De toute cette expérience de vie elle en gardait une sorte d’expertise, elle voyait son gendre tourmenté par une sorte de mal. Celui qu’ont certains hommes de devoir choisir entre leur épouse et l’irréalité d’un amour perdu. Malgré qu’elle entende encore assez souvent sa fille hululer comme une chouette perdue lorsque son mari la besogne ou qu’elle remarque chez eux le sourire béat de ceux qui ont accompli leur devoir.
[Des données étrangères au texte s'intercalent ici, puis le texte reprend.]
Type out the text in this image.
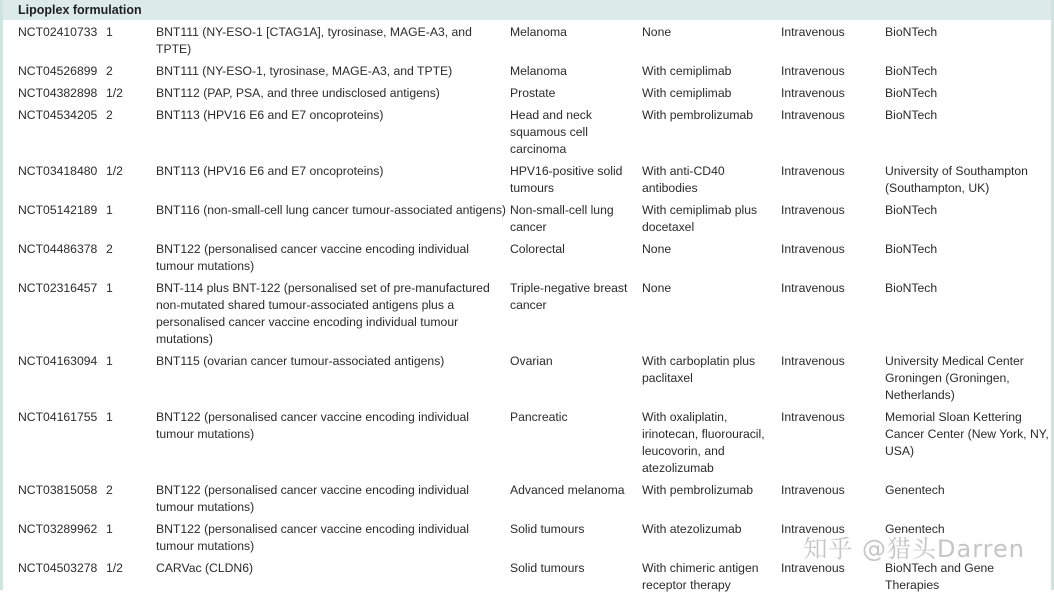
Lipoplex formulation
NCT02410733	1	BNT111 (NY-ESO-1 [CTAG1A], tyrosinase, MAGE-A3, and TPTE)	Melanoma	None	Intravenous	BioNTech
NCT04526899	2	BNT111 (NY-ESO-1, tyrosinase, MAGE-A3, and TPTE)	Melanoma	With cemiplimab	Intravenous	BioNTech
NCT04382898	1/2	BNT112 (PAP, PSA, and three undisclosed antigens)	Prostate	With cemiplimab	Intravenous	BioNTech
NCT04534205	2	BNT113 (HPV16 E6 and E7 oncoproteins)	Head and neck squamous cell carcinoma	With pembrolizumab	Intravenous	BioNTech
NCT03418480	1/2	BNT113 (HPV16 E6 and E7 oncoproteins)	HPV16-positive solid tumours	With anti-CD40 antibodies	Intravenous	University of Southampton (Southampton, UK)
NCT05142189	1	BNT116 (non-small-cell lung cancer tumour-associated antigens)	Non-small-cell lung cancer	With cemiplimab plus docetaxel	Intravenous	BioNTech
NCT04486378	2	BNT122 (personalised cancer vaccine encoding individual tumour mutations)	Colorectal	None	Intravenous	BioNTech
NCT02316457	1	BNT-114 plus BNT-122 (personalised set of pre-manufactured non-mutated shared tumour-associated antigens plus a personalised cancer vaccine encoding individual tumour mutations)	Triple-negative breast cancer	None	Intravenous	BioNTech
NCT04163094	1	BNT115 (ovarian cancer tumour-associated antigens)	Ovarian	With carboplatin plus paclitaxel	Intravenous	University Medical Center Groningen (Groningen, Netherlands)
NCT04161755	1	BNT122 (personalised cancer vaccine encoding individual tumour mutations)	Pancreatic	With oxaliplatin, irinotecan, fluorouracil, leucovorin, and atezolizumab	Intravenous	Memorial Sloan Kettering Cancer Center (New York, NY, USA)
NCT03815058	2	BNT122 (personalised cancer vaccine encoding individual tumour mutations)	Advanced melanoma	With pembrolizumab	Intravenous	Genentech
NCT03289962	1	BNT122 (personalised cancer vaccine encoding individual tumour mutations)	Solid tumours	With atezolizumab	Intravenous	Genentech
NCT04503278	1/2	CARVac (CLDN6)	Solid tumours	With chimeric antigen receptor therapy	Intravenous	BioNTech and Gene Therapies
知乎 @猎头Darren
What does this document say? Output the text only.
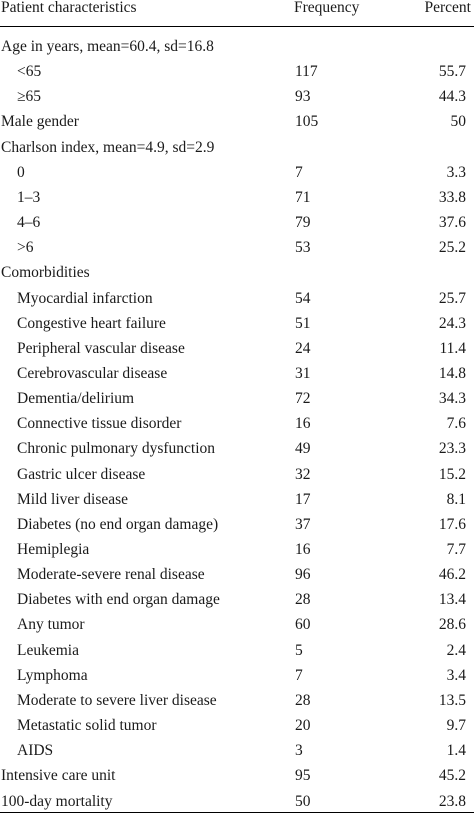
Patient characteristics	Frequency	Percent
Age in years, mean=60.4, sd=16.8
<65	117	55.7
≥65	93	44.3
Male gender	105	50
Charlson index, mean=4.9, sd=2.9
0	7	3.3
1–3	71	33.8
4–6	79	37.6
>6	53	25.2
Comorbidities
Myocardial infarction	54	25.7
Congestive heart failure	51	24.3
Peripheral vascular disease	24	11.4
Cerebrovascular disease	31	14.8
Dementia/delirium	72	34.3
Connective tissue disorder	16	7.6
Chronic pulmonary dysfunction	49	23.3
Gastric ulcer disease	32	15.2
Mild liver disease	17	8.1
Diabetes (no end organ damage)	37	17.6
Hemiplegia	16	7.7
Moderate-severe renal disease	96	46.2
Diabetes with end organ damage	28	13.4
Any tumor	60	28.6
Leukemia	5	2.4
Lymphoma	7	3.4
Moderate to severe liver disease	28	13.5
Metastatic solid tumor	20	9.7
AIDS	3	1.4
Intensive care unit	95	45.2
100-day mortality	50	23.8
Elle ne doute point qu’il y ambiguïté ou anguille sous roche. Elle a aussi remarqué avec une fine acuité que sa fille toute grasseyante, accueillante à son mari supputait aussi que son mari avait la tête ailleurs.

Le feu couve au 8 de la rue Saint Sauveur et Suzanne n’a d’autre recours que son Dieu et ses saints. Elle n’a encore pas eu le courage de se confier à l’un de ses intercesseurs et elle sait que la capitulation st proche.

Après ses réflexions journalières, ankylosée par la génuflexion elle fait promenade, se noie dans les odeurs de vase du canal, dans les effluves piquantes du crottins des chevaux. Elle se fond dans la masse grouillante des travailleurs, salue la cordonnière Soulié, entame une causette avec la mère Testard qui tient salon devant l’atelier de menuiserie de son fils Louis. Puis elle remonte chez elle rejoindre sa fille et ses morveux de petits-enfants.